11 Reasons to Ignore the 10-Year-Old Annenberg Survey About the Washington Football Team’s Offensive Name
By Natasha Dhillon, Justin Hemmings, Maggie Scales, and William Stanley
[T]en years can change a lot, which is one reason why pollsters don’t take a Presidential opinion poll at inauguration, then pack things up, pat each other on the back and say “Let’s do this again sometime.”
2. Context Matters
If this really is the be-all and end-all of surveys on the offensive nature of the Redskins name, then it should have been the focus of the survey. Instead, a single question was asked as part of a series of unrelated questions covering a variety of topics.
3. The Self-Identification Problem
The survey asked people if they were Native American, but did not follow up the answer with any additional questions to discern tribal membership or level of heritage.
4. Who Even Uses Landlines?!
That’s right folks—in one of the more troubling and somewhat hilarious portions of the survey, the NAES only contacted people with a landline telephone.
5. Didn’t the Question Wasn’t not but is was Confusing
Did you get that? Probably not. From the NAES press release itself, the question posed was: “The professional football team in Washington calls itself the Washington Redskins. As a Native American, do you find that name offensive or doesn’t it bother you?”
6. Social Progress is the True Measurement
As public awareness grows, perceptions change. Not surprisingly then, some of today’s most widely-supported human rights movements have started out as “niche” issues with a modicum of support.
7. Size Matters
The Annenberg survey polled a mere 768 self-identifying Indians or Native Americans, and didn’t survey data from Hawaii or Alaska.
8. People Tell Pollsters What They Think They Want to Hear
All polling is subject to a phenomenon called “social desirability bias,” in which respondents tell pollsters what they think is the socially appropriate answer rather than giving their honest opinion.
9. Should we be Okay Severely Offending 9% of a Populace?
Let’s say we accept the Annenberg study as the gospel truth—a terrible idea by the way—do you really think it’s okay to severely offend people as long as the group offended is in the minority?
10. What Can We Do to Fix it?
One thing that could be done is to conduct some sort of new survey to gauge how people feel. Wait, what? This has been done?
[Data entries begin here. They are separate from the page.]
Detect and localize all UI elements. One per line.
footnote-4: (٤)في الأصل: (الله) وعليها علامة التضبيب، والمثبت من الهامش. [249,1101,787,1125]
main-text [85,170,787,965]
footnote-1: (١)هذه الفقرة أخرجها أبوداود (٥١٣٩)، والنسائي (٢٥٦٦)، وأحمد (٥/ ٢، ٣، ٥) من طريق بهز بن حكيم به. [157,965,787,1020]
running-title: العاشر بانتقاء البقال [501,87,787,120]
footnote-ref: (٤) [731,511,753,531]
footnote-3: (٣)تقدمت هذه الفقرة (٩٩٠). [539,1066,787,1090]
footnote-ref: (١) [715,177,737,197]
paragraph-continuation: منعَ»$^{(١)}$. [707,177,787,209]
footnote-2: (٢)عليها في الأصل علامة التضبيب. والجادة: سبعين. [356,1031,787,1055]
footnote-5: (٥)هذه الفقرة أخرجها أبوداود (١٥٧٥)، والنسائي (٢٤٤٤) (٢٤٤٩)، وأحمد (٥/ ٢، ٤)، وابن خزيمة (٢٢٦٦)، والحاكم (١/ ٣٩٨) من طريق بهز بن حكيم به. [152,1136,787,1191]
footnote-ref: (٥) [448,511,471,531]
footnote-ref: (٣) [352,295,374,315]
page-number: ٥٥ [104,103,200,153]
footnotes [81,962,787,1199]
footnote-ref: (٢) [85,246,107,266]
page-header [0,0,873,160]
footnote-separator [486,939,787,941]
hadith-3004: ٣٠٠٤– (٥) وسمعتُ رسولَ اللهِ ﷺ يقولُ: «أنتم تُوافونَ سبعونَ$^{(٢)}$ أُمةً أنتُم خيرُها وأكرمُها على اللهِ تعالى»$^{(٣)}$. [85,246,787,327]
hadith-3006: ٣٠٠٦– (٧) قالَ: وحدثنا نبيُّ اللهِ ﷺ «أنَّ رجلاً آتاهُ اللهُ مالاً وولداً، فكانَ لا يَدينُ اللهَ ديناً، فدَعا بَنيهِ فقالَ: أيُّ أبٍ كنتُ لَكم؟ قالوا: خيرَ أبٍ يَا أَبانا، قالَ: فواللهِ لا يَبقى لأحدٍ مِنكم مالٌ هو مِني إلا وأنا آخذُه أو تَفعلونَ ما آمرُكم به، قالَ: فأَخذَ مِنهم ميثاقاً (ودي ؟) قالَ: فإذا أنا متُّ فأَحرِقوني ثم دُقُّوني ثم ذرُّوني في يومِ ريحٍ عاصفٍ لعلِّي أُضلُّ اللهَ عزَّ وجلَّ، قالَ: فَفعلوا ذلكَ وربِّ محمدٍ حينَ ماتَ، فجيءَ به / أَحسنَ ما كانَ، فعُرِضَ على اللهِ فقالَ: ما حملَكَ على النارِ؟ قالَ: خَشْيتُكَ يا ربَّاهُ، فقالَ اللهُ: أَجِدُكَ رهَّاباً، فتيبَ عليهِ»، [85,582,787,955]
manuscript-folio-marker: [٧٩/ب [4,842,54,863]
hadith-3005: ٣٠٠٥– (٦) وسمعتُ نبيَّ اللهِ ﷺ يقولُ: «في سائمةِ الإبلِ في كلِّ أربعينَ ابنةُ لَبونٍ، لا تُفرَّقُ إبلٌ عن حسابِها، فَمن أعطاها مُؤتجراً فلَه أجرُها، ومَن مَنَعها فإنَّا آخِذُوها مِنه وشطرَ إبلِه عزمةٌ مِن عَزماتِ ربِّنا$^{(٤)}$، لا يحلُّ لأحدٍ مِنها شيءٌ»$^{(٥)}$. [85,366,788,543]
On Wednesday, October 16, 2013 the Oneida Nation released the results of a poll they conducted of residents in the Washington, D.C. Metro area.
11. Does the Survey Even Matter?
[U]pon his death, the infamous George Preston Marshall created a charitable foundation with but one non-negotiable condition—no money was to be used for “any purpose which supports or employs the principle of racial integration in any form.” If that’s honor and respect for other races, then I have some oceanfront property in Idaho to sell you.